Written by Kevin L. Howard   

Most single adults have heard someone tell them that they need to be content before God will give them a spouse.  So let's examine this idea in light of Scripture.


In Phip 4:11, Paul says, "…I have learned to be content whatever the circumstances."  He goes on to say in verse 12, "…I have learned the secret of being content in any and every situation, whether well fed or hungry, whether living in plenty or in want."  And regarding money and greed, he says in 1 Tim 6:6 that, "godliness with contentment is great gain."  Paul also indicated in 1 Cor 7:7-8 that he was fine being single.  When I read these passages, I see that Paul was way ahead of me in contentment, especially in the single realm.


More often than not, singleness feels like a curse than a blessing.  Many other singles feel this way too.  Yes, the single life has benefits, but do we desire a bad thing when we long for marriage? 


No.  Scripture teaches that marriage and romantic love are good things designed by God himself (Gen 2; Ruth 1-4; Pro 5:18-19; 18:22; 19:14; Song of Songs; 1 Cor 7:2; Eph 5:21-33; Heb 13:4).  Sometimes singleness will be a path that some will choose because they don't want to be married (Mat 19:8-12), or because persecution makes marriage impractical (1 Cor 7:24-28), but otherwise, marriage is the norm.


Scripture teaches us—whether rich or poor, married or single, sick or well—that we should seek contentment in Christ.  Living holy and content lives is important.  But this should not lead us to say that singles have to reach some level of contentment before God will bring them a spouse.  If that's the case, many of us will never marry, because our discontentment grows with each passing year.

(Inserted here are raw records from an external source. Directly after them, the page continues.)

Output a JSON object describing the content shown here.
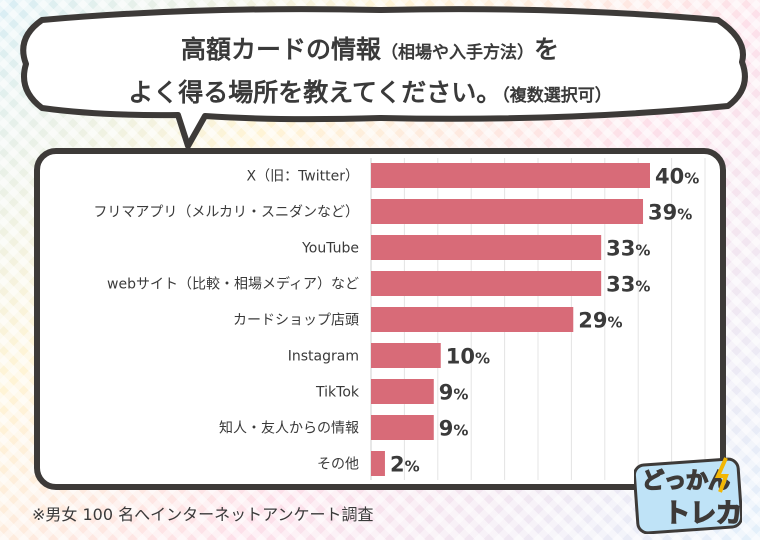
{
  "title": {
    "line1_main": "高額カードの情報",
    "line1_paren": "（相場や入手方法）",
    "line1_tail": "を",
    "line2_main": "よく得る場所を教えてください。",
    "line2_paren": "（複数選択可）"
  },
  "footnote": "※男女 100 名へインターネットアンケート調査",
  "logo": {
    "top": "どっかんっ",
    "bottom": "トレカ"
  },
  "colors": {
    "bar": "#d86b78",
    "text": "#3a3a3a",
    "frame": "#3d3a38"
  },
  "chart_data": {
    "type": "bar",
    "orientation": "horizontal",
    "unit": "%",
    "categories": [
      "X（旧：Twitter）",
      "フリマアプリ（メルカリ・スニダンなど）",
      "YouTube",
      "webサイト（比較・相場メディア）など",
      "カードショップ店頭",
      "Instagram",
      "TikTok",
      "知人・友人からの情報",
      "その他"
    ],
    "values": [
      40,
      39,
      33,
      33,
      29,
      10,
      9,
      9,
      2
    ],
    "labels": [
      "40%",
      "39%",
      "33%",
      "33%",
      "29%",
      "10%",
      "9%",
      "9%",
      "2%"
    ],
    "grid": true
  }
}
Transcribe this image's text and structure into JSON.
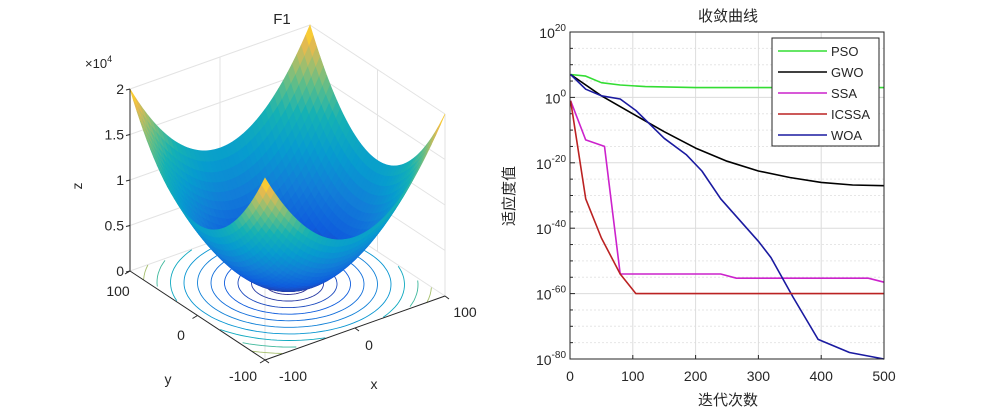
{
  "chart_data": [
    {
      "type": "surface",
      "title": "F1",
      "xlabel": "x",
      "ylabel": "y",
      "zlabel": "z",
      "z_exponent_label": "×10",
      "z_exponent_power": "4",
      "function": "x^2 + y^2",
      "x_range": [
        -100,
        100
      ],
      "y_range": [
        -100,
        100
      ],
      "zlim": [
        0,
        20000
      ],
      "x_ticks": [
        "-100",
        "0",
        "100"
      ],
      "y_ticks": [
        "-100",
        "0",
        "100"
      ],
      "z_ticks": [
        "0",
        "0.5",
        "1",
        "1.5",
        "2"
      ],
      "colormap": "parula",
      "contour_on_floor": true
    },
    {
      "type": "line",
      "title": "收敛曲线",
      "xlabel": "迭代次数",
      "ylabel": "适应度值",
      "yscale": "log",
      "xlim": [
        0,
        500
      ],
      "ylim_exponent": [
        -80,
        20
      ],
      "x_ticks": [
        "0",
        "100",
        "200",
        "300",
        "400",
        "500"
      ],
      "y_ticks": [
        {
          "base": "10",
          "exp": "20"
        },
        {
          "base": "10",
          "exp": "0"
        },
        {
          "base": "10",
          "exp": "-20"
        },
        {
          "base": "10",
          "exp": "-40"
        },
        {
          "base": "10",
          "exp": "-60"
        },
        {
          "base": "10",
          "exp": "-80"
        }
      ],
      "grid": true,
      "legend_position": "top-right",
      "series": [
        {
          "name": "PSO",
          "color": "#33dd33",
          "x": [
            1,
            25,
            50,
            80,
            120,
            200,
            300,
            400,
            500
          ],
          "log10_y": [
            7,
            6.5,
            4.5,
            3.8,
            3.3,
            3,
            3,
            3,
            3
          ]
        },
        {
          "name": "GWO",
          "color": "#000000",
          "x": [
            1,
            50,
            100,
            150,
            200,
            250,
            300,
            350,
            400,
            450,
            500
          ],
          "log10_y": [
            7,
            0.5,
            -5,
            -10.5,
            -15.5,
            -19.5,
            -22.5,
            -24.5,
            -26,
            -26.8,
            -27
          ]
        },
        {
          "name": "SSA",
          "color": "#cc22cc",
          "x": [
            1,
            25,
            55,
            80,
            100,
            240,
            265,
            475,
            500
          ],
          "log10_y": [
            -1,
            -13,
            -15,
            -54,
            -54,
            -54,
            -55.3,
            -55.3,
            -56.5
          ]
        },
        {
          "name": "ICSSA",
          "color": "#bb2222",
          "x": [
            1,
            25,
            50,
            80,
            105,
            200,
            300,
            400,
            500
          ],
          "log10_y": [
            -1,
            -31,
            -43,
            -54,
            -60,
            -60,
            -60,
            -60,
            -60
          ]
        },
        {
          "name": "WOA",
          "color": "#1a1aa0",
          "x": [
            1,
            25,
            50,
            80,
            105,
            150,
            185,
            210,
            240,
            300,
            320,
            355,
            395,
            445,
            500
          ],
          "log10_y": [
            7,
            2.5,
            0.5,
            -0.5,
            -4,
            -12.5,
            -17.5,
            -22.5,
            -31,
            -44,
            -49,
            -61,
            -74,
            -78,
            -80
          ]
        }
      ]
    }
  ]
}
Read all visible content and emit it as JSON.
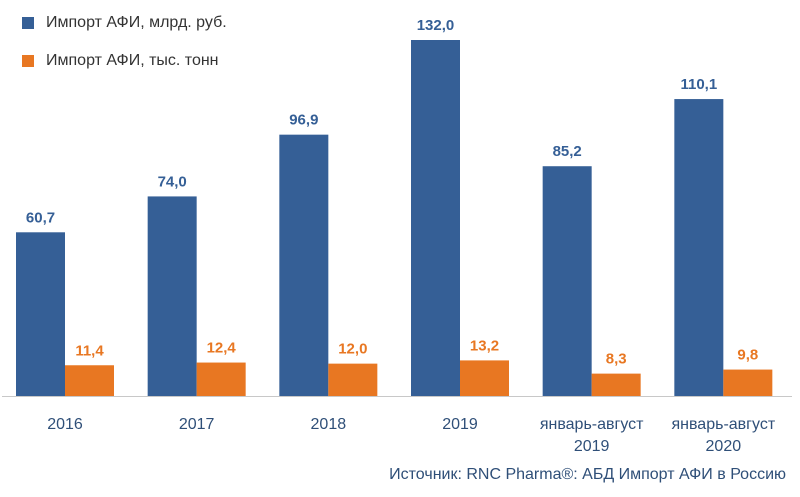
{
  "chart_data": {
    "type": "bar",
    "categories": [
      [
        "2016"
      ],
      [
        "2017"
      ],
      [
        "2018"
      ],
      [
        "2019"
      ],
      [
        "январь-август",
        "2019"
      ],
      [
        "январь-август",
        "2020"
      ]
    ],
    "series": [
      {
        "name": "Импорт АФИ, млрд. руб.",
        "color": "#355f96",
        "values": [
          60.7,
          74.0,
          96.9,
          132.0,
          85.2,
          110.1
        ],
        "labels": [
          "60,7",
          "74,0",
          "96,9",
          "132,0",
          "85,2",
          "110,1"
        ]
      },
      {
        "name": "Импорт АФИ, тыс. тонн",
        "color": "#e87722",
        "values": [
          11.4,
          12.4,
          12.0,
          13.2,
          8.3,
          9.8
        ],
        "labels": [
          "11,4",
          "12,4",
          "12,0",
          "13,2",
          "8,3",
          "9,8"
        ]
      }
    ],
    "ylim": [
      0,
      132
    ],
    "legend_position": "top-left",
    "grid": false
  },
  "source": "Источник: RNC Pharma®: АБД Импорт АФИ в Россию"
}
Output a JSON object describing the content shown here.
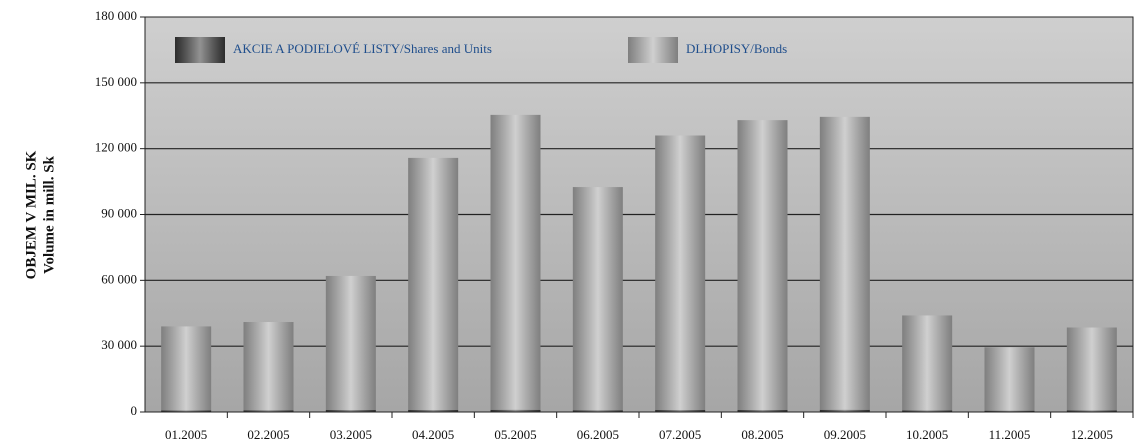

It's my contention that married people wouldn't be married if they'd truly reached a state of total contentment with singleness.  The fact that they married tells me that they saw something more valuable in marriage than in singleness.  So we should not promote the false teaching of being totally content or else God won't give singles a spouse.  It may sound good, but it's not biblical. After all, doesn't God give his children good things just because he loves his children (Lk 11:1-11)?  We singles need to learn a certain level of contentment and happiness in our singleness, not because it's the spiritual state we need to reach before God will bless us with a spouse, but for our own well being.  In fact, we need to learn contentment because that's how we can best enjoy God.


But marriage is still good.  It's hard to hear married folks give trite answers like, "Just be content as a single…you can do so much more for the Lord," or "Pray and ask God to send someone and he will if it's his plan for you," or "God wants you to learn to be content as a single." This is easy to say unless you've longed, waited, prayed, and wept year after year for a spouse, only to still be alone.  It's like an overweight business man slowing down in his BMW to yell out the window at a begging emaciated hungry lady to tell her that she should learn to be content with her lot in life.  There may be some truth in the statement, but it seems cruel as he drives off to his million-dollar house in the suburbs.


As a single adult, I want married people to genuinely empathize and care about my desire to marry, and to affirm that I desire a good thing.  Maybe they will even offer to introduce me to someone, rather than to rattle off some statement like, "When you learn to stop looking for a wife, then God will bring her your way."  That line just doesn't make sense.  Why do I need her after I've stopped looking?


I realize that marriage, by itself, won't make me happy, but it's still a good thing to desire.  So encourage me, offer some biblical principles, even give me some pointers on wooing women, but please don't quote some unbiblical teaching about being content enough to deserve a spouse.


Sept 2002 


Kevin is now married and fully endorses this article.